The Battle for Grid Flexibility: Control architectures, information gaps, and grid optimization

Prof. Mads Almassalkhi


Abstract

As energy policies push electrification and renewable generation, responsive behind-the-meter DERs, such as smart thermostats, heat-pumps, EV chargers, and residential batteries, are being lifted into the ether to become part of 3rd-party aggregator platforms that can supply wholesale energy market services (as virtual power plants or VPPs) or utility services (as a retail VPP). The services are delivered by coordinating the response of DERs in (near) real-time based on changing market/grid/emission reference (power) signals (i.e., feedback).

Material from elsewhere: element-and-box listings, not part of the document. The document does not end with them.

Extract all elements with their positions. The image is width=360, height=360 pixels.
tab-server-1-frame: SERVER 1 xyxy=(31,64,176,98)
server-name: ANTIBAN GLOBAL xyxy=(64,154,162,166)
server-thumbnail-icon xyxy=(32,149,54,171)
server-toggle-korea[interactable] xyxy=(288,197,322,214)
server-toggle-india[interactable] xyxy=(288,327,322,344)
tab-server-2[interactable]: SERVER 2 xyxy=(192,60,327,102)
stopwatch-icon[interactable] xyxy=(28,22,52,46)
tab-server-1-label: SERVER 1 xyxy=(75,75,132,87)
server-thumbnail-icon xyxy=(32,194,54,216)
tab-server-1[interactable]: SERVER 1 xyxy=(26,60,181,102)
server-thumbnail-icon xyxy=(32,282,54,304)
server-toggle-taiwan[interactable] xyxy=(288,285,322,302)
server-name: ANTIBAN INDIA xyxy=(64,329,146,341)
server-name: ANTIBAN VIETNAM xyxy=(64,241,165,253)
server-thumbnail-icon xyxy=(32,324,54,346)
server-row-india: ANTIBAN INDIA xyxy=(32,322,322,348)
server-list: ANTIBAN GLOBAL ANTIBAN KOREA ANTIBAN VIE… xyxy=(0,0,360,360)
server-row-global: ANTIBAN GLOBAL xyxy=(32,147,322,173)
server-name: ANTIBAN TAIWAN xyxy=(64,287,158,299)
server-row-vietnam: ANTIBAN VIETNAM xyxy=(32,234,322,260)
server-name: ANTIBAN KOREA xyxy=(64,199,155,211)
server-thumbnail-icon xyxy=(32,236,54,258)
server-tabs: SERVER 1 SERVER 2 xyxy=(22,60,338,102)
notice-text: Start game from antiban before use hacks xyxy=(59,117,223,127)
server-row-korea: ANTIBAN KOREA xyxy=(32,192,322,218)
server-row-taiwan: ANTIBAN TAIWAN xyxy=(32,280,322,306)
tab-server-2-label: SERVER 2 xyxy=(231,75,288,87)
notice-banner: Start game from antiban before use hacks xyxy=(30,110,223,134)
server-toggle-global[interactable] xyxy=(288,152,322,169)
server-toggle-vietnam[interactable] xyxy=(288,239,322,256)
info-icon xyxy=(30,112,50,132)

This talk will discuss different control architectures for DER coordination and the role of what is measured/estimated to enable closed-loop feedback control. In addition, as electrification efforts scale up, large-scale actuation of DERs can impact local distribution feeders, which begs the question of who is in charge of distribution grid reliability, if utilities cannot control the DERs and aggregators cannot observe the grid? The talk will discuss this asymmetry of information and propose a dynamic hosting-capacity mechanism through which utilities and aggregators can co-exist without one becoming the other or sacrificing grid reliability. Lastly, I will share some new directions from incoming projects.

Speaker Bio

Mads R. Almassalkhi is the L. Richard Fisher Associate Professor at the University of Vermont and holds a joint appointment at PNNL as Chief Scientist. His research interests lie at the intersection of power systems, mathematical optimization, and control systems and focus on developing efficient algorithms that improve responsiveness of energy and power systems. He was the Otto Mønsted Visiting Professor at Denmark’s Technical University (DTU) in 2021-2022 and his work has been recognized with a recent NSF CAREER award in 2021. In 2016, Mads co-founded clean-tech startup Packetized Energy, which was recently acquired by the largest demand-response provider in the U.S. Prior to joining the University of Vermont, he was lead systems engineer at energy startup company Root3 Technologies in Chicago, IL. Before that, he received his PhD from the University of Michigan in Electrical Engineering (EE): Systems in 2013 and a dual major in Electrical Engineering and Applied Mathematics at the University of Cincinnati in Ohio in 2008. He currently serves as the Chair of the IEEE CSS Technical Committee on Smart Grids. When he is not working on solving energy riddles or teaching, he spends his time with his amazing wife and their three wonderful children.